What this adds up to is a recipe for a long term game that we may yet have to play with scammers.
You may just have to keep reading those emails, watching carefully, waiting for the day when email systems get better and phone inboxes become smarter, possibly coupled with AI and machine learning, whereby scams are no longer a threat because the software can work it out for you.
We’re gradually getting there with advanced spam filters, but some will still sneak out. Just because you have spam filters doesn’t mean that every message you get is real.
“Attackers are quite advanced these days, they constantly learn, adopt and also improve their techniques. On the other hand, the current AI and machine learning technologies used in scam detection are quite advanced and today having one such solution can pretty much detect even sophisticated scams,” said Shabab.

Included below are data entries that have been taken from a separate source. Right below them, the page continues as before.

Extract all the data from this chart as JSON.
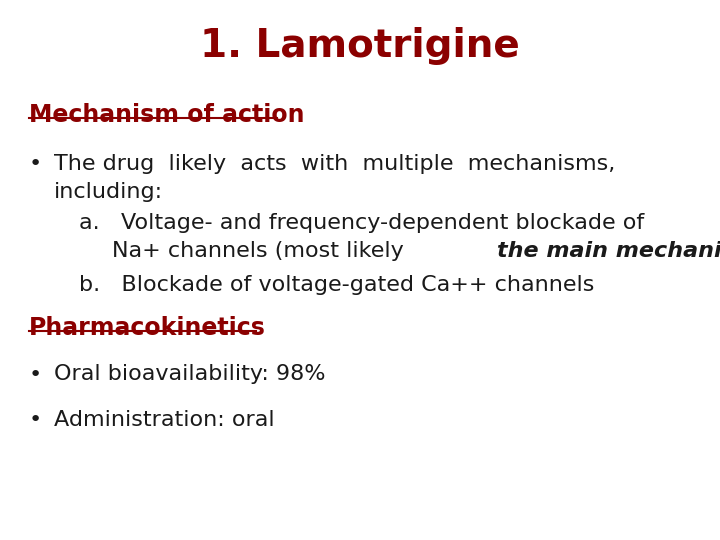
{
  "title": "1. Lamotrigine",
  "title_color": "#8B0000",
  "title_fontsize": 28,
  "background_color": "#FFFFFF",
  "dark_red": "#8B0000",
  "black": "#1a1a1a",
  "section1_label": "Mechanism of action",
  "section1_fontsize": 17,
  "bullet1_line1": "The drug  likely  acts  with  multiple  mechanisms,",
  "bullet1_line2": "including:",
  "bullet1_fontsize": 16,
  "sub_a_line1": "a.   Voltage- and frequency-dependent blockade of",
  "sub_a_line2_normal1": "Na+ channels (most likely ",
  "sub_a_line2_italic": "the main mechanism",
  "sub_a_line2_end": ").",
  "sub_b_text": "b.   Blockade of voltage-gated Ca++ channels",
  "sub_fontsize": 16,
  "section2_label": "Pharmacokinetics",
  "section2_fontsize": 17,
  "bullet2_text": "Oral bioavailability: 98%",
  "bullet3_text": "Administration: oral",
  "bullet_fontsize": 16
}
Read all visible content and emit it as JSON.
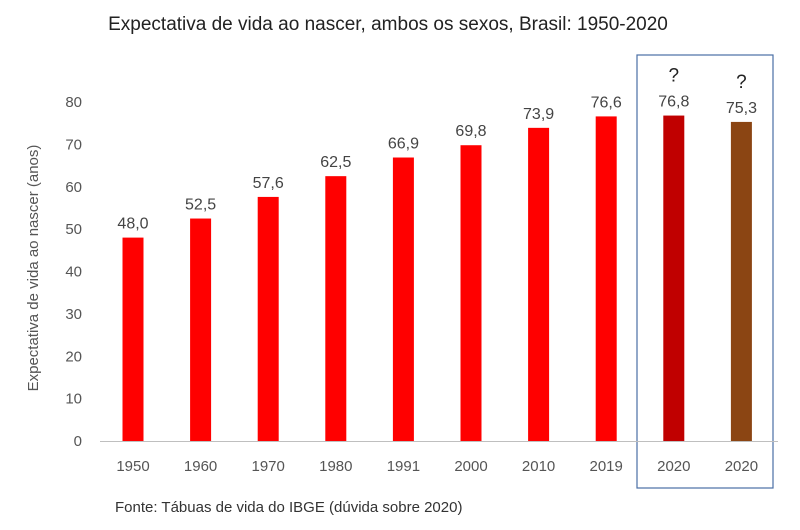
{
  "chart_data": {
    "type": "bar",
    "title": "Expectativa de vida ao nascer, ambos os sexos, Brasil: 1950-2020",
    "ylabel": "Expectativa de vida ao nascer (anos)",
    "xlabel": "",
    "ylim": [
      0,
      80
    ],
    "yticks": [
      0,
      10,
      20,
      30,
      40,
      50,
      60,
      70,
      80
    ],
    "grid": false,
    "categories": [
      "1950",
      "1960",
      "1970",
      "1980",
      "1991",
      "2000",
      "2010",
      "2019",
      "2020",
      "2020"
    ],
    "values": [
      48.0,
      52.5,
      57.6,
      62.5,
      66.9,
      69.8,
      73.9,
      76.6,
      76.8,
      75.3
    ],
    "data_labels": [
      "48,0",
      "52,5",
      "57,6",
      "62,5",
      "66,9",
      "69,8",
      "73,9",
      "76,6",
      "76,8",
      "75,3"
    ],
    "bar_colors": [
      "#ff0000",
      "#ff0000",
      "#ff0000",
      "#ff0000",
      "#ff0000",
      "#ff0000",
      "#ff0000",
      "#ff0000",
      "#c00000",
      "#8b4513"
    ],
    "annotations": [
      {
        "category_index": 8,
        "text": "?"
      },
      {
        "category_index": 9,
        "text": "?"
      }
    ],
    "highlight_box_categories": [
      8,
      9
    ],
    "highlight_box_color": "#4a6fa5",
    "axis_color": "#bfbfbf"
  },
  "source": "Fonte: Tábuas de vida do IBGE (dúvida sobre 2020)"
}
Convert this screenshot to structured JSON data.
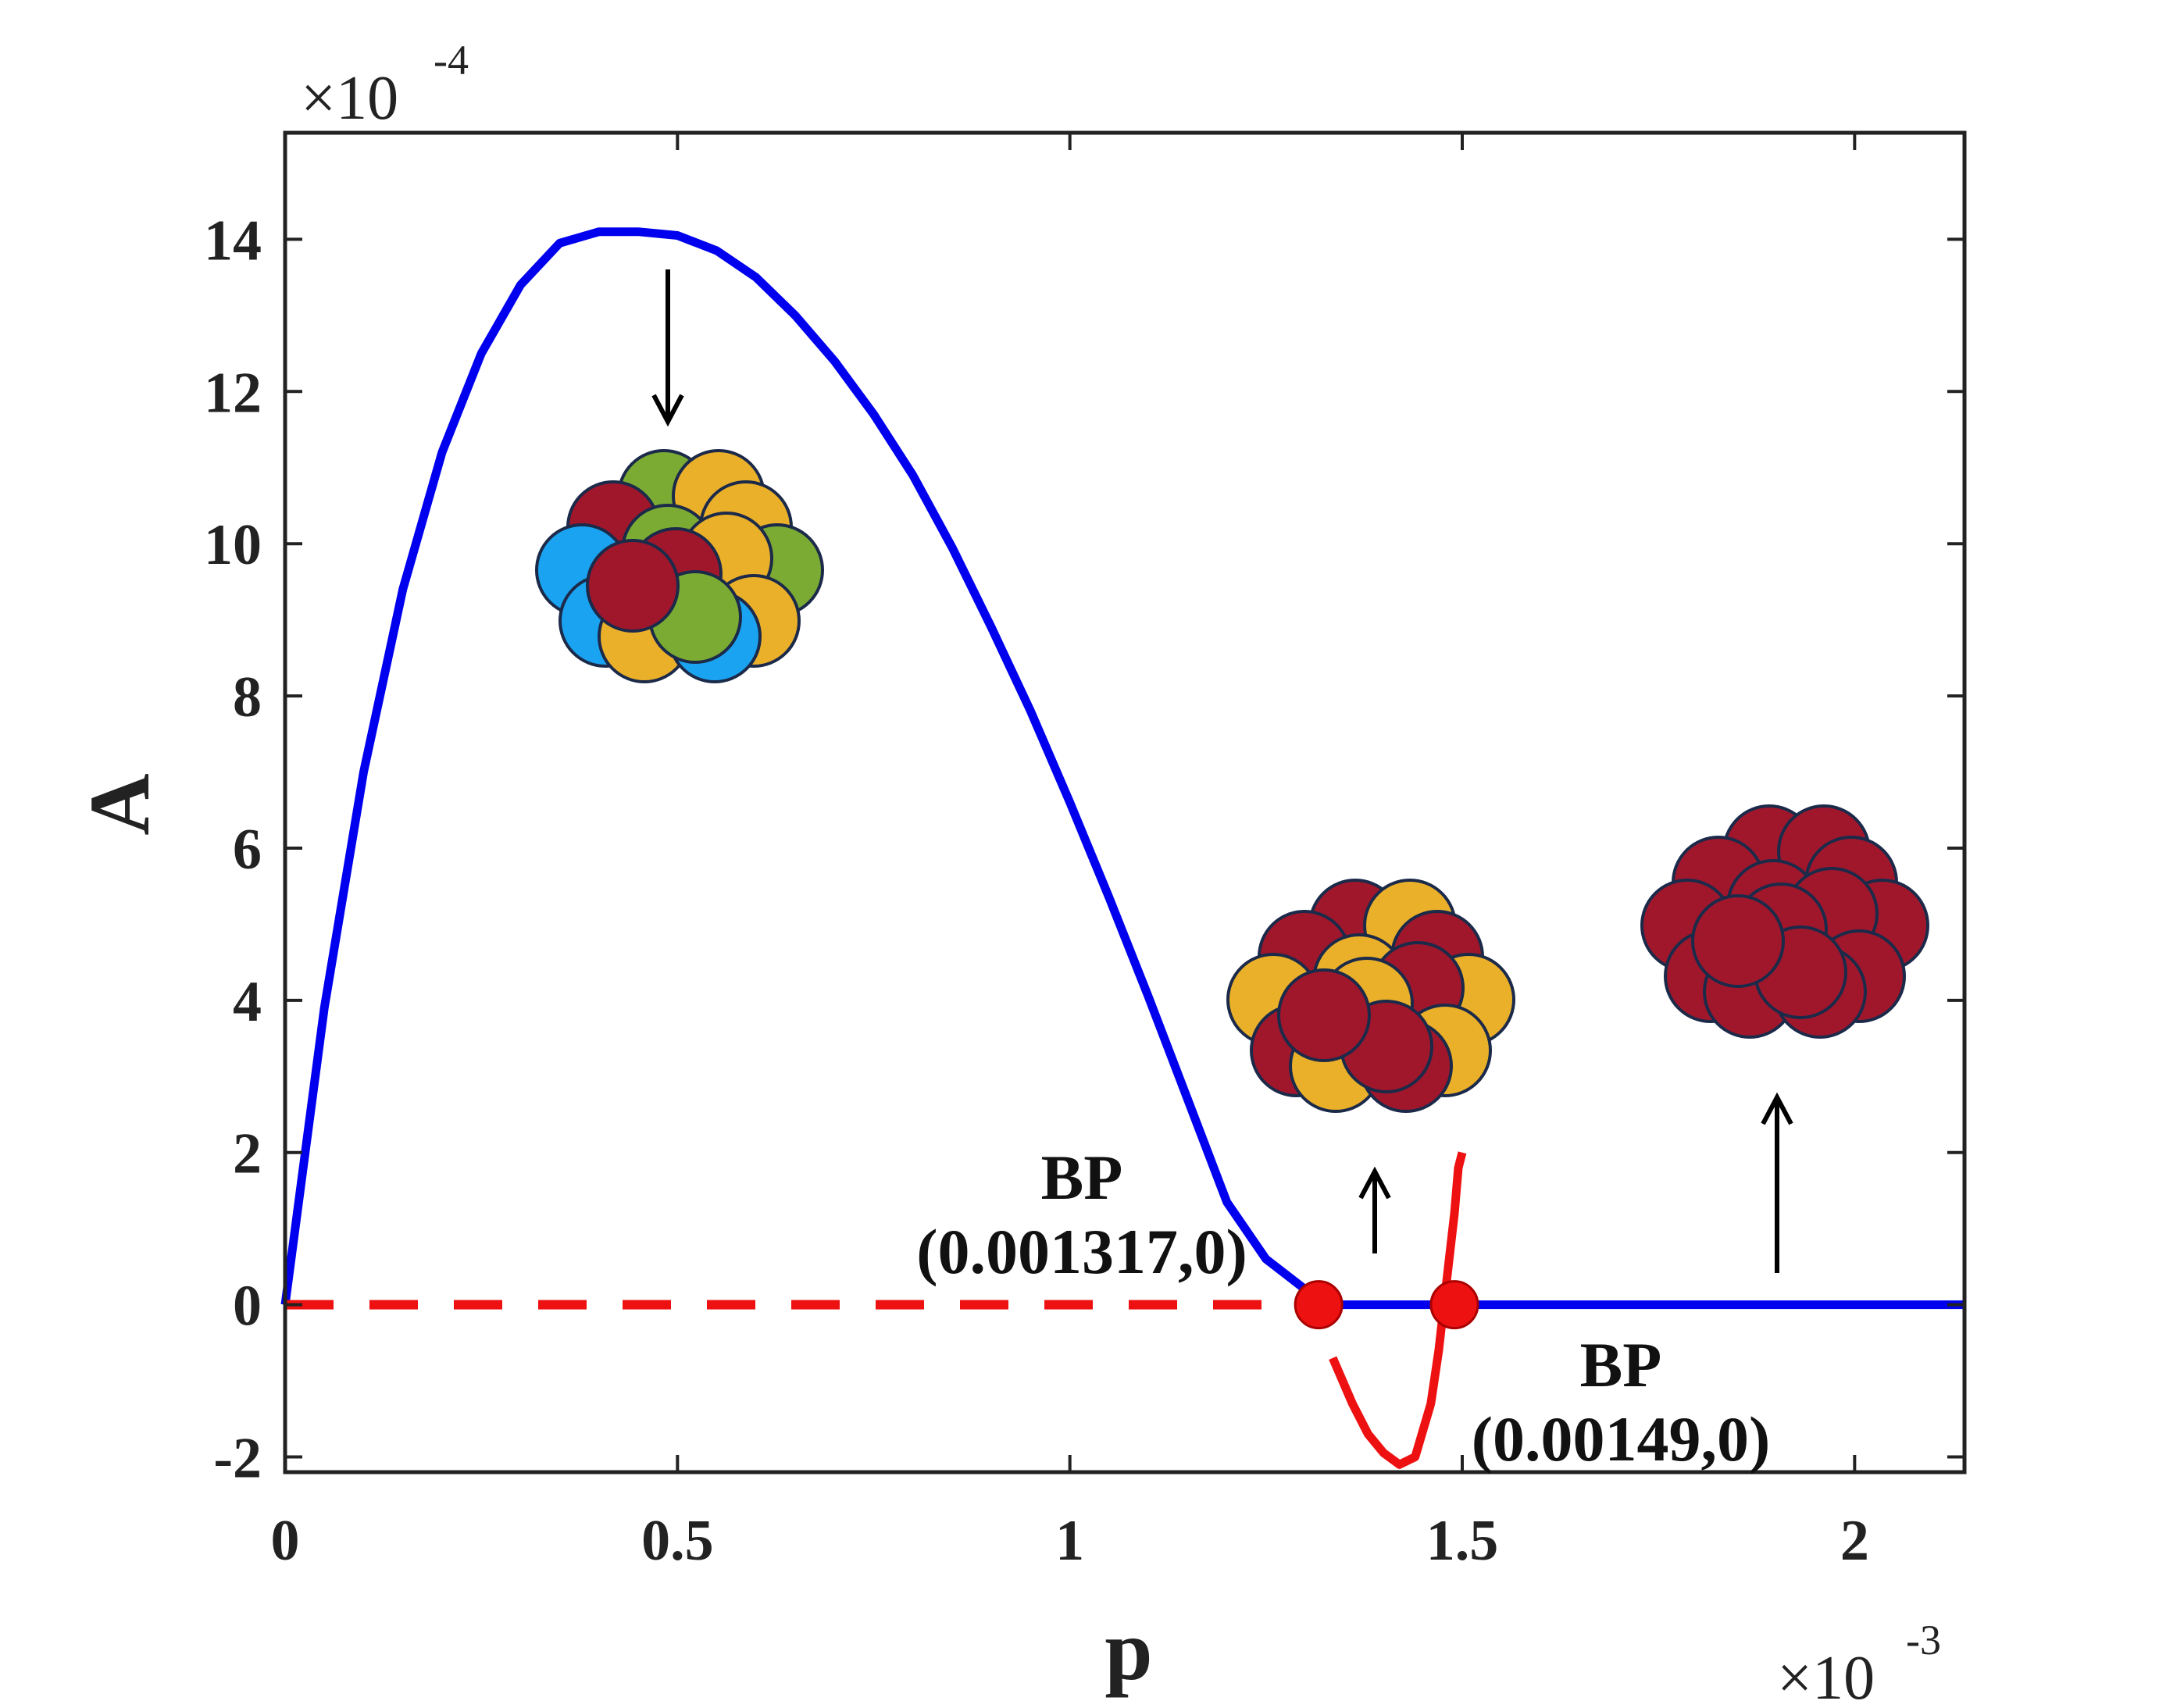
{
  "chart_data": {
    "type": "line",
    "title": "",
    "xlabel": "p",
    "ylabel": "A",
    "x_multiplier": "×10",
    "x_multiplier_exp": "-3",
    "y_multiplier": "×10",
    "y_multiplier_exp": "-4",
    "xlim": [
      0,
      2.14
    ],
    "ylim": [
      -2.2,
      15.4
    ],
    "xticks": [
      {
        "value": 0,
        "label": "0"
      },
      {
        "value": 0.5,
        "label": "0.5"
      },
      {
        "value": 1,
        "label": "1"
      },
      {
        "value": 1.5,
        "label": "1.5"
      },
      {
        "value": 2,
        "label": "2"
      }
    ],
    "yticks": [
      {
        "value": -2,
        "label": "-2"
      },
      {
        "value": 0,
        "label": "0"
      },
      {
        "value": 2,
        "label": "2"
      },
      {
        "value": 4,
        "label": "4"
      },
      {
        "value": 6,
        "label": "6"
      },
      {
        "value": 8,
        "label": "8"
      },
      {
        "value": 10,
        "label": "10"
      },
      {
        "value": 12,
        "label": "12"
      },
      {
        "value": 14,
        "label": "14"
      }
    ],
    "grid": false,
    "series": [
      {
        "name": "stable-coexistence-branch",
        "color": "#0000ee",
        "style": "solid",
        "x": [
          0,
          0.05,
          0.1,
          0.15,
          0.2,
          0.25,
          0.3,
          0.35,
          0.4,
          0.45,
          0.5,
          0.55,
          0.6,
          0.65,
          0.7,
          0.75,
          0.8,
          0.85,
          0.9,
          0.95,
          1.0,
          1.05,
          1.1,
          1.15,
          1.2,
          1.25,
          1.3,
          1.317
        ],
        "y": [
          0,
          3.9,
          7.0,
          9.4,
          11.2,
          12.5,
          13.4,
          13.95,
          14.1,
          14.1,
          14.05,
          13.85,
          13.5,
          13.0,
          12.4,
          11.7,
          10.9,
          9.95,
          8.9,
          7.8,
          6.6,
          5.35,
          4.05,
          2.7,
          1.35,
          0.6,
          0.2,
          0
        ]
      },
      {
        "name": "stable-zero-branch",
        "color": "#0000ee",
        "style": "solid",
        "x": [
          1.317,
          2.14
        ],
        "y": [
          0,
          0
        ]
      },
      {
        "name": "unstable-zero-branch",
        "color": "#ee1111",
        "style": "dashed",
        "x": [
          0,
          1.317
        ],
        "y": [
          0,
          0
        ]
      },
      {
        "name": "unstable-negative-branch",
        "color": "#ee1111",
        "style": "solid",
        "x": [
          1.335,
          1.36,
          1.38,
          1.4,
          1.42,
          1.44,
          1.46,
          1.47,
          1.48,
          1.49,
          1.495,
          1.5
        ],
        "y": [
          -0.7,
          -1.3,
          -1.7,
          -1.95,
          -2.1,
          -2.0,
          -1.3,
          -0.6,
          0.3,
          1.2,
          1.8,
          2.0
        ]
      }
    ],
    "points": [
      {
        "name": "BP",
        "label_line1": "BP",
        "label_line2": "(0.001317,0)",
        "x": 1.317,
        "y": 0,
        "color": "#ee1111"
      },
      {
        "name": "BP",
        "label_line1": "BP",
        "label_line2": "(0.00149,0)",
        "x": 1.49,
        "y": 0,
        "color": "#ee1111"
      }
    ],
    "annotations": [
      {
        "name": "mixed-four-type-cluster",
        "arrow": "down",
        "colors": [
          "#1aa3f0",
          "#7bab33",
          "#eab02a",
          "#a0172c"
        ]
      },
      {
        "name": "mixed-two-type-cluster",
        "arrow": "up",
        "colors": [
          "#eab02a",
          "#a0172c"
        ]
      },
      {
        "name": "single-type-cluster",
        "arrow": "up",
        "colors": [
          "#a0172c"
        ]
      }
    ]
  }
}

“However, considering the rise of the smart devices such as personal assistants used at homes and businesses, the attack surface for the scammers is getting larger which can make the future of protecting users from the scammers more challenging,” she said.
As always, it comes back to the standard tips you’ll see again and again for staying on guard against scams, including always taking care to read messages you’re sent before you click, checking you sent them, and if the email address is as real as it suggests.
And if you’re not sure, call up the company using details you’ve obtained from a Google search to the real website, because it wouldn’t surprise us to see scammers faking those in an email, either.
Some scammers are very good at what they do, and while many are not and are known to include numerous spelling errors that make the emails seem less than real, others are just as solid.
It may take regular work and reading to make sure you don’t get fooled, but you always have another option: if an email or text is asking you to click something that you didn’t request (like a password reset you’ve triggered yourself), consider deleting it. That may actually be the safer option.